Col crollo del muro di Berlino, la sinistra italiana ha potuto liberarsi ufficialmente di un’ideologia (il comunismo) che de facto aveva abiurato sin dagli anni ’70 sotto la guida di Enrico Berlinguer, e approdare trionfante nei circoli finanziari che contano. L’europeismo antidemocratico e antinazionale divenne così a partire da quel momento il nuovo dogma. Da qui in poi, vi è stato un susseguirsi di feroci attacchi legislativi – direttamente o indirettamente – ai diritti dei lavoratori come la soppressione della “scala mobile”, le selvagge privatizzazioni del sistema bancario e dell’IRI, la “legge Treu” – che avviò il processo di precarizzazione del mondo del lavoro – fino ad arrivare agli ultimi provvedimenti del governo Renzi.

La politica estera, un tempo internazionalista e antimperialista, è oggi in piena e totale sintonia con i diktat della NATO sui temi di esportazione della “democrazia” in quelle Nazioni non sottomesse al volere di Washington (vedi Jugoslavia, Libia e Siria) e persino con ammiccamenti verso la fratellanza musulmana (Egitto in primis). La millantata lotta a favore del martoriato popolo palestinese è solo uno specchietto per le allodole, utile a mascherare l’avversione verso l’iran, la Siria e gli Hezbollah libanesi che della resistenza palestinese hanno fatto un principio inderogabile.  Il vassallaggio nei confronti degli interessi stranieri, e la sindrome esterofila, ha condotto la sinistra nostrana a disprezzare il concetto stesso di Stato nazionale che s’è tramutato così in odio verso quelle classi popolari a cui la globalizzazione ha rubato lavoro e futuro.
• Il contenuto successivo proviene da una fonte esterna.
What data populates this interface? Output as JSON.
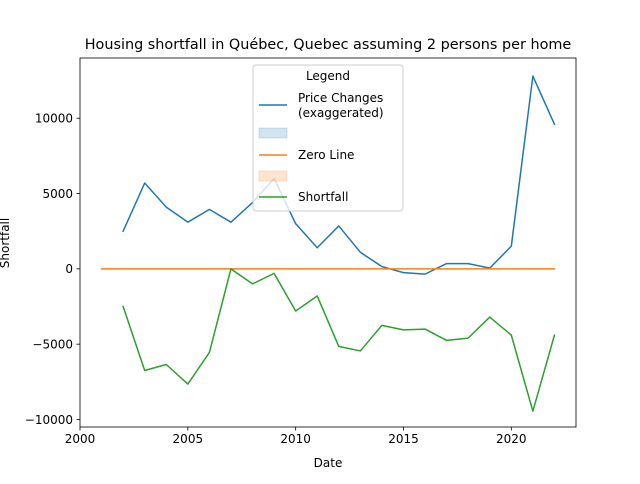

Il dato più preoccupante riguarda le nuove generazioni, i cosiddetti “millennials”. Sono i figli della buona borghesia ideologizzati di “modernismo”, la cui unica preoccupazione è il nuovo modello di iPhone o la scelta della discoteca più “cool” dove scattare infinità di “selfie” durante l’Erasmus. Sono loro l’avanguardia della “new left” che riversa il proprio “odio di classe ” (si scusino i termini forti, ma in questo caso necessari) verso i loro coetanei meno fortunati, coloro che per permettersi l’Università si spaccano la schiena lavorando, che abbandonano gli studi a causa delle precarie condizioni economiche della famiglia; o che vengono schiavizzati nei magazzini Amazon e nei call center per un misero stipendio. Un disprezzo che diventa ancor più accentuato se si parla di anziani e operai.

La sinistra qualunquista e moralista non analizza più il conflitto lavoro-capitale, ora la nuova dicotomia è tra generi: donna (brava e buona) contro uomo (cattivo e maschilista), eterosessuale (misogino e omofobo) contro omosessuale (vittima a prescindere), italiano (bianco e razzista) contro immigrato (risorsa irrinunciabile), laureato (intelligente) contro diplomato (rozzo ignorante). E chi non si omologa a determinati ragionamenti irrazionali e contorti, viene esposto al pubblico ludibrio con accuse e insulti. La categorie del pensiero liberal hanno sostituito la lotta di classe del pensiero tradizionalmente marxista e di sinistra.

Come se tutto ciò non fosse già terribilmente angosciante, negli ultimi giorni i media “progressisti” (Repubblica, Il Manifesto, Rai News 24, ecc…) hanno raggiunto l’apice arrivando a mettere in discussione il suffragio universale, conquista fondamentale e irrinunciabile delle classi subalterne, nonché storica battaglia del movimento Socialista del secolo scorso. Tutto questo perchè, anzichè la loro candidata Hillary Clinton, a vincere era stato qualcun altro: Donald Trump.

Potremmo continuare in eterno ad elencare le preoccupanti “teorie” dei partiti e dell’informazione di sinistra, ma un dato resta incontrovertibile: la tradizione socialista e comunista della sinistra italiana è ormai morta e sepolta. Il cordone ombelicale che la legava ai lavoratori è stato reciso dal neoliberalismo. Col suo snobismo elitario, e con un classismo tipico delle aristocrazie settecentesche, la sinistra consegnerà i lavoratori e le nazioni europee direttamente nelle grinfie delle destre estreme e xenofobe.